Leah Churchill-Brown first read Ward's script in 2006 on her return from Cannes with the award-winning Suburban Mayhem. "I thought, 'Whoa, this is quite dark,' yet it wasn't dark because it was a story of reconciliation and hope."
Brown is immeasurably proud of his wife's achievement. Most people, he reflects, would still think of her as Meggie in The Thorn Birds but "that's a 25-year-old girl and here's a 50-year-old woman". You can't just make a feature film on a whim, he says. "Someone's got to go, 'Here's seven million bucks,' or Rachel Griffiths or Ben Mendelsohn saying, 'Yeah, I'll do it.' Let alone the fact of being able to write a story that actually smells emotionally true and is interesting."
He's warming to his subject now. "The journey that people go to get to somewhere ... it's never whimsical, it's actually substantial in that you've got to have guts and you've got to have learnt things." Brown pauses for a moment, deep in thought. "It's always dangerous ... that is quite an interesting journey."
Lane Cove River kayak
Kayak from near the mouth of Lane Cove River to the weir just past Fullers Bridge at the start of Lane Cove National Park and back - about 16km (launch from Angelo Street Reserve, Woolwich). "Lots of local river life, wilderness and quiet spots with waterbird life. Great picnic spots on river beaches." (If you don't have your own kayak, Jolly Roger Kayaks can meet you at the launching spot on the river with kayaks, life jackets, instructions and maps for $55 for four hours. Phone: 0433 547 449; www.jollyrogerkayaks.com.au.)
Cycle to Cottage Point
Ride your bike from Terrey Hills to Cottage Point Kiosk ("My favourite cafe in Sydney - it's simple and cheap and there's always freshly caught fish for lunch"). Take Coal and Candle Drive, then descend Cottage Point Road. After lunch, a short but arduous climb brings you back to Coal and Candle Drive. Turn left and continue to the river. Take the steepish hills back via Akuna Bay and the water's edge up West Head Road and McCarrs Creek Road to Terrey Hills. Look out for freshwater pools along the way. A ride for the fit and the brave.
Palm Beach to Pearl Beach
Take the ferry from Palm Beach to Patonga (check www.sydneysceniccruises.com for timetable or 9974 2159) and walk along the cliffs to Pearl Beach (about an hour's walk). "There are great views across to Palm Beach and Lion Island. Pearl Beach General Store & Cafe is a funky spot set back from the water at Pearl Beach."
Middle Harbour kayak
Kayak from Seaforth to Roseville Bridge and back (about 16km) "to see lots of authentic waterside communities and old, wooden shacks - among hideous, inappropriate new developments". Kayak hire available at the Mosman side of the Spit Bridge. Phone: 9960 4389; www.sydneyharbourkayaks.com.au.

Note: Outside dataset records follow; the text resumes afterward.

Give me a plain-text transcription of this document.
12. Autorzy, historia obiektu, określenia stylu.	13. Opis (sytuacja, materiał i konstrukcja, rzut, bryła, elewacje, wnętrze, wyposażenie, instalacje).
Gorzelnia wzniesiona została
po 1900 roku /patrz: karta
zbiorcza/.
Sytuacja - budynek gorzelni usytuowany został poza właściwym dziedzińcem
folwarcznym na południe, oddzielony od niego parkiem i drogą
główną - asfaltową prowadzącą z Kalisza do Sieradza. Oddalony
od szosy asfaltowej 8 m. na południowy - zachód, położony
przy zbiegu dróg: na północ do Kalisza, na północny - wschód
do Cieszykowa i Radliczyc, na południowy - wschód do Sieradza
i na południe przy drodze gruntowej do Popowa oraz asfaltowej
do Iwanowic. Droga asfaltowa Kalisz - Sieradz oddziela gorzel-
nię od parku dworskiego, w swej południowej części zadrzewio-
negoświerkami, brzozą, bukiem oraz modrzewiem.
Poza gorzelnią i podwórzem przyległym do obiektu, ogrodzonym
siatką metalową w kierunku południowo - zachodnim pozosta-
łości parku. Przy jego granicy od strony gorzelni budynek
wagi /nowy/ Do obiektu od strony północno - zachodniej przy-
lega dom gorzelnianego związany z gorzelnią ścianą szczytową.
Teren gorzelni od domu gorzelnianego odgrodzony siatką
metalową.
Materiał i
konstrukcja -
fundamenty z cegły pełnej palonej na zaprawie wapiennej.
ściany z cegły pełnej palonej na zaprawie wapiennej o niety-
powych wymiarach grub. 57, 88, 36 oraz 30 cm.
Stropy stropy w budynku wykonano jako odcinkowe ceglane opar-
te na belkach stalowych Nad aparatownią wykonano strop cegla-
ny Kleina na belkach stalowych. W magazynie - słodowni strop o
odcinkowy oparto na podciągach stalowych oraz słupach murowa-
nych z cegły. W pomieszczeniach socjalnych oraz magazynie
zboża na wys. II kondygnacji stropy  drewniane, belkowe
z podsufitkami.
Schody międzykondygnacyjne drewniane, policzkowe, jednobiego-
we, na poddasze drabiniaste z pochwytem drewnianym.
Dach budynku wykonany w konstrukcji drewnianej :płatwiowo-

Walk through Botany Bay National Park
Drive out to the Kurnell Peninsula, park inside the national park off Captain Cook Drive and start walking: around the headland, past Captain Cook's landing site, to Cronulla. "The walk takes you past Boat Harbour, a little-known, shabby-chic beach town, aquatic reserves and sand dunes." About a four-hour walk. Veolia Transport's bus route 987 runs from Cronulla to Kurnell (only three services on Sundays).